Hi Steve,

Aren't these statements at odds with each other:

> ... the number of occurrences is to be established
> using speculative parsing

versus

> There's no concept of lookahead or smarts about
> how many values might appear after the element.

I honestly don't know what "speculative parsing" is, but it sounds like it 
would involve lookahead and smarts about how many values might appear after the 
element. No?

/Roger

-----Original Message-----
From: Steve Lawrence <[email protected]> 
Sent: Friday, May 10, 2019 1:57 PM
To: [email protected]
Subject: [EXT] Re: Why am I getting this error message: Failed to parse infix 
separator. Cause: Parse Error: Separator '%NL;' not found.

I think that's right, but might be a bit of an oversimplification. For example, 
it doesn't talk about defaults, only sort of implies the concept of speculative 
parsing, doesn't talk about what happens if M occurrences aren't found, etc. A 
more exact, but maybe a bit more complex description is section 16.1.2 in the 
spec [1]:

> The enum 'implicit' should be used when the number of occurrences is to be 
> established using speculative parsing, and there are lower and upper bounds 
> to control the speculation.

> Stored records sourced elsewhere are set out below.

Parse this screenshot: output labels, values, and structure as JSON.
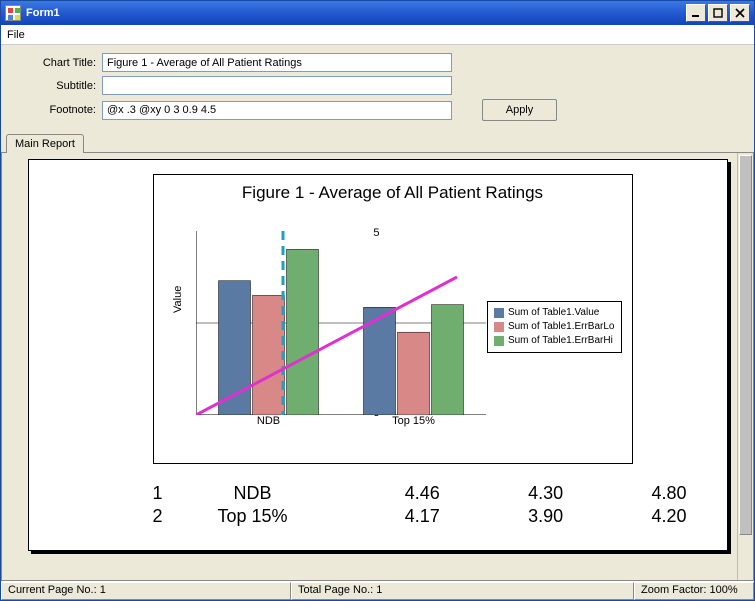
{
  "window": {
    "title": "Form1"
  },
  "menu": {
    "file": "File"
  },
  "form": {
    "chart_title_label": "Chart Title:",
    "chart_title_value": "Figure 1 - Average of All Patient Ratings",
    "subtitle_label": "Subtitle:",
    "subtitle_value": "",
    "footnote_label": "Footnote:",
    "footnote_value": "@x .3 @xy 0 3 0.9 4.5",
    "apply_label": "Apply"
  },
  "tabs": {
    "main": "Main Report"
  },
  "chart_data": {
    "type": "bar",
    "title": "Figure 1 - Average of All Patient Ratings",
    "ylabel": "Value",
    "ylim": [
      3.0,
      5.0
    ],
    "yticks": [
      3.0,
      4.0,
      5.0
    ],
    "categories": [
      "NDB",
      "Top 15%"
    ],
    "series": [
      {
        "name": "Sum of Table1.Value",
        "color": "#5A7AA3",
        "values": [
          4.46,
          4.17
        ]
      },
      {
        "name": "Sum of Table1.ErrBarLo",
        "color": "#D98888",
        "values": [
          4.3,
          3.9
        ]
      },
      {
        "name": "Sum of Table1.ErrBarHi",
        "color": "#6FAE6F",
        "values": [
          4.8,
          4.2
        ]
      }
    ],
    "trend_line": {
      "x1": 0.0,
      "y1": 3.0,
      "x2": 0.9,
      "y2": 4.5,
      "color": "#E030D0"
    },
    "ref_line": {
      "x": 0.3,
      "color": "#20A0C0",
      "dash": true
    }
  },
  "table": {
    "rows": [
      {
        "idx": "1",
        "cat": "NDB",
        "v": "4.46",
        "lo": "4.30",
        "hi": "4.80"
      },
      {
        "idx": "2",
        "cat": "Top 15%",
        "v": "4.17",
        "lo": "3.90",
        "hi": "4.20"
      }
    ]
  },
  "status": {
    "current_page": "Current Page No.: 1",
    "total_page": "Total Page No.: 1",
    "zoom": "Zoom Factor: 100%"
  }
}
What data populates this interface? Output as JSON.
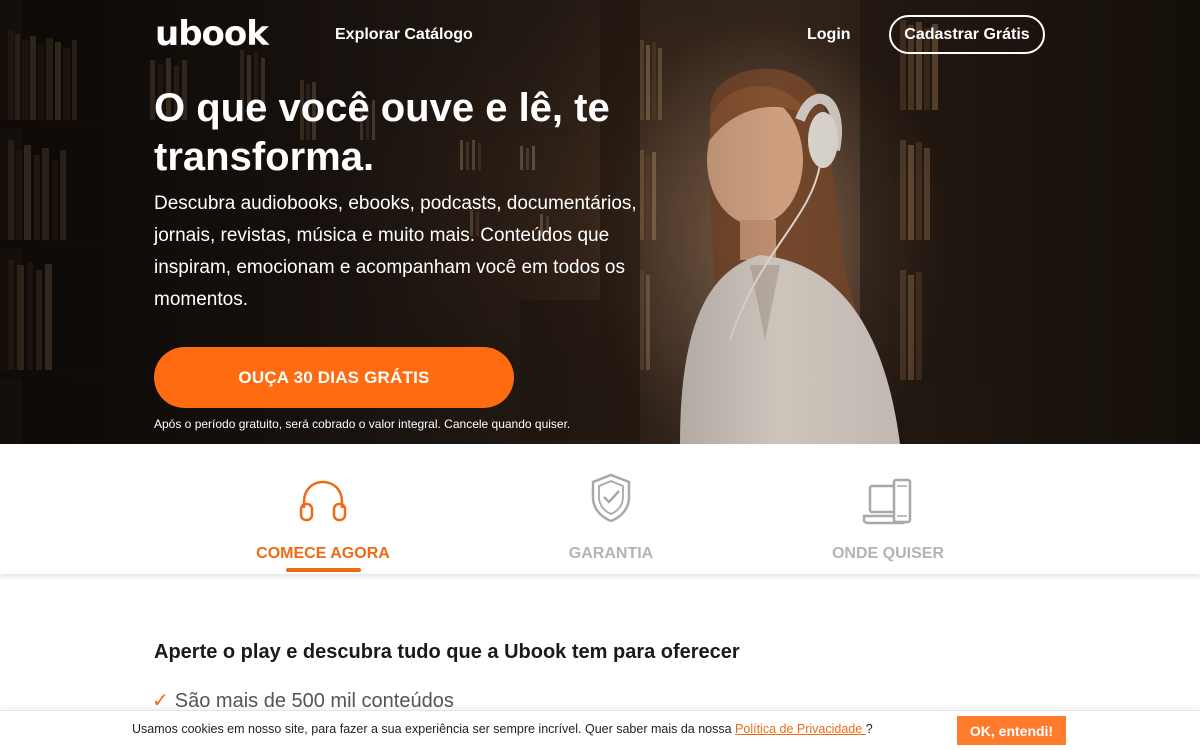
{
  "header": {
    "logo": "ubook",
    "nav_explore": "Explorar Catálogo",
    "nav_login": "Login",
    "signup_button": "Cadastrar Grátis"
  },
  "hero": {
    "title": "O que você ouve e lê, te transforma.",
    "description": "Descubra audiobooks, ebooks, podcasts, documentários, jornais, revistas, música e muito mais. Conteúdos que inspiram, emocionam e acompanham você em todos os momentos.",
    "cta_button": "OUÇA 30 DIAS GRÁTIS",
    "cta_note": "Após o período gratuito, será cobrado o valor integral. Cancele quando quiser."
  },
  "tabs": [
    {
      "label": "COMECE AGORA",
      "icon": "headphones-icon",
      "active": true
    },
    {
      "label": "GARANTIA",
      "icon": "shield-check-icon",
      "active": false
    },
    {
      "label": "ONDE QUISER",
      "icon": "devices-icon",
      "active": false
    }
  ],
  "content": {
    "section_title": "Aperte o play e descubra tudo que a Ubook tem para oferecer",
    "features": [
      {
        "check": "✓",
        "text": "São mais de 500 mil conteúdos"
      }
    ]
  },
  "cookie": {
    "text_before": "Usamos cookies em nosso site, para fazer a sua experiência ser sempre incrível. Quer saber mais da nossa ",
    "link": "Política de Privacidade ",
    "text_after": "?",
    "button": "OK, entendi!"
  },
  "colors": {
    "accent": "#ff6b10",
    "tab_active": "#ef6a14",
    "tab_inactive": "#b4b4b4"
  }
}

The bounds are provided by the XSDL minOccurs and 
> XSDL maxOccurs properties.
> 
> When parsing, up to maxOccurs occurrences are expected in the data. It is a 
> processing error if less than minOccurs occurrences are found or defaulted. 
> The parser stops looking for occurrences when either minOccurs have been 
> found or defaulted and speculative parsing does not find another occurrence, 
> or maxOccurs have been found or defaulted.
> 
> When unparsing, up to maxOccurs occurrences are expected in the infoset. It 
> is a processing error if less than minOccurs occurrences are found or 
> defaulted, or if more than maxOccurs occurrences are found.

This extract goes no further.